I'm just going to assume Mr. Kerasotes was just covering his butt and didn't just want to admit that he never wanted to show the movie to begin with.
I would break out the "You make Kaze a sad chao" pic, but that would be unneccesary. :p
Who cares? That guy has every right to not show a movie, there's no law saying he HAS to show anything in his theater. If he wanted to, he could show nothing but advertisements in the theater, he has every right to refuse to screen a movie.
To my knowledge, the movie has nothing to do with gangs. It's about stepping, which is doing a routine of stomping, clapping, and other movements.
The movie the violence did occur in, Black Christmas, was a freaking horror movie, not a gang movie.
The violence was the gangsters' fault, not the movie's fault.
EDIT: He changed his mind.
www.wtopnews.com/?nid=114&sid=1030200
Well, if it's any consolodation, I have a Kerasotes aroudn here and it's a quality movie theatre.
On topic? I say we take the newly-found free space and play Clint Eastwood movies.
Hell, tkae the whole theatrea nd play eastwood movies.
Who cares?
Well now, how would you feel if they're was a movie with a positive view on Kitsunes and people refuse to show it because they thought it might start pack riots.
I think SX was more making the point that privately owned businesses are pretty much free to present the wares they wish.

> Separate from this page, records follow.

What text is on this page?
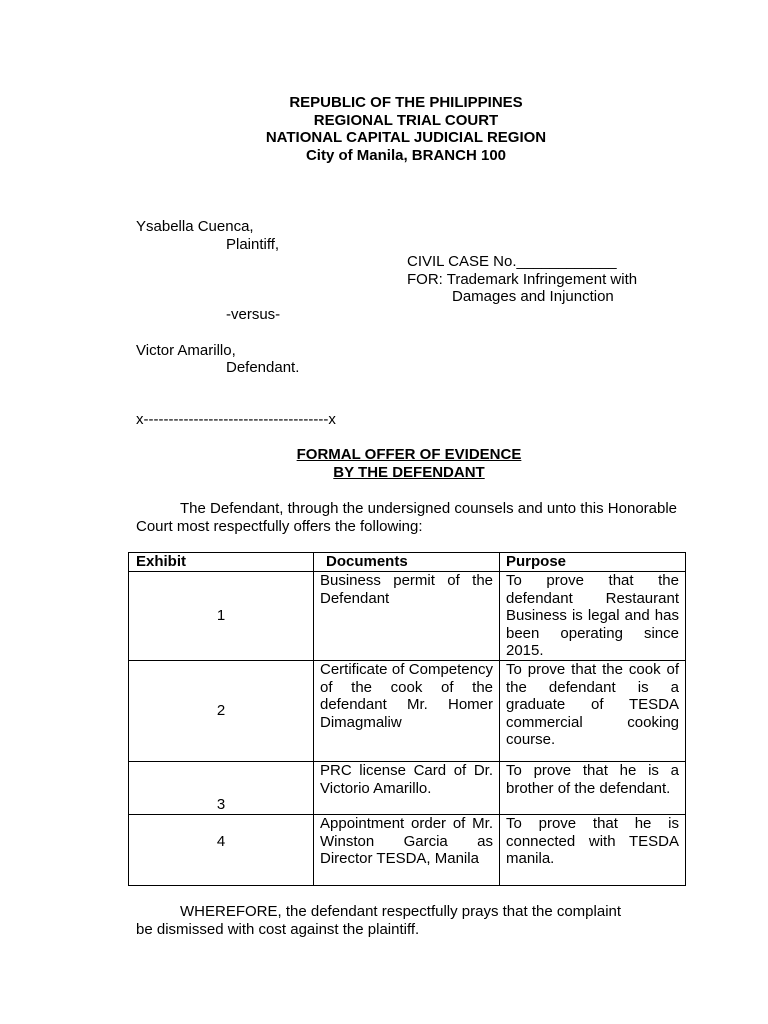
REPUBLIC OF THE PHILIPPINES
REGIONAL TRIAL COURT
NATIONAL CAPITAL JUDICIAL REGION
City of Manila, BRANCH 100
Ysabella Cuenca,
Plaintiff,
CIVIL CASE No.____________
FOR: Trademark Infringement with
Damages and Injunction
-versus-
Victor Amarillo,
Defendant.
x-------------------------------------x
FORMAL OFFER OF EVIDENCE
BY THE DEFENDANT
The Defendant, through the undersigned counsels and unto this Honorable Court most respectfully offers the following:
Exhibit	Documents	Purpose
1	Business permit of the Defendant	To prove that the defendant Restaurant Business is legal and has been operating since 2015.
2	Certificate of Competency of the cook of the defendant Mr. Homer Dimagmaliw	To prove that the cook of the defendant is a graduate of TESDA commercial cooking course.
3	PRC license Card of Dr. Victorio Amarillo.	To prove that he is a brother of the defendant.
4	Appointment order of Mr. Winston Garcia as Director TESDA, Manila	To prove that he is connected with TESDA manila.
WHEREFORE, the defendant respectfully prays that the complaint be dismissed with cost against the plaintiff.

You just have to laugh when his theater is boycotted and he winds up working at McDonalds.
~Tobe
Well, he decided to show the movie anyway, and it's not like "Stomp The Yard" is an A picture anyway-- It's a January movie, which pretty much means it's filler.
The interview there amuses me highly...
"I was fearful ("Stomp the Yard" could become the occasion for more gang violence, because I felt certain it would draw that audience,"

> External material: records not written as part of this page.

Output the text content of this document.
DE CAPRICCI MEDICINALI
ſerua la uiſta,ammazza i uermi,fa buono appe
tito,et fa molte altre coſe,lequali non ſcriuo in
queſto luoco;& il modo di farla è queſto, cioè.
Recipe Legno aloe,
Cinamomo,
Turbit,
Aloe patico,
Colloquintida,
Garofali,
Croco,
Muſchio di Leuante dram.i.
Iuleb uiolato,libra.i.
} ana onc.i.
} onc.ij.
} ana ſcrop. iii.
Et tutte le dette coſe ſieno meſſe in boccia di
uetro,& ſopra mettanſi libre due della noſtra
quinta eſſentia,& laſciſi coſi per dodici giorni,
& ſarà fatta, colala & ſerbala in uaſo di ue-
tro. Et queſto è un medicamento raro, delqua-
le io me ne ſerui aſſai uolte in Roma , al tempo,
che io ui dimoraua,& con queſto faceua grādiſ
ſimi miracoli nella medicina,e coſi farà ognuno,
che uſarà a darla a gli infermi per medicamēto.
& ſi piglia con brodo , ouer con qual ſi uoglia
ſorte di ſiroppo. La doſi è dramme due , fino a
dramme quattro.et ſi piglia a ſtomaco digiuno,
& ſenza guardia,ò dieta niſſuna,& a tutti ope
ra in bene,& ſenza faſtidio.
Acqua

Read: Only black youths can belong to gangs.
"We don't think this is going to attract young black males who are part of a gang," said Ken Page, head of Springfield's NAACP. "It would be good if it did, this is a positive movie, the message is you can go to school."
Read: Black kids don't go to school. A movie about a black fraternity would say it's ok to go to school!
People digging holes with their words is like a beautiful train wreck of poetry.
Kids in gangs generally don't go to school, and the guy was saying it would be good if kids in gangs saw the movie because it would cause them to have magic soliloquy and decide to turn their lives around.
A ridiculous statement, but not a racist one.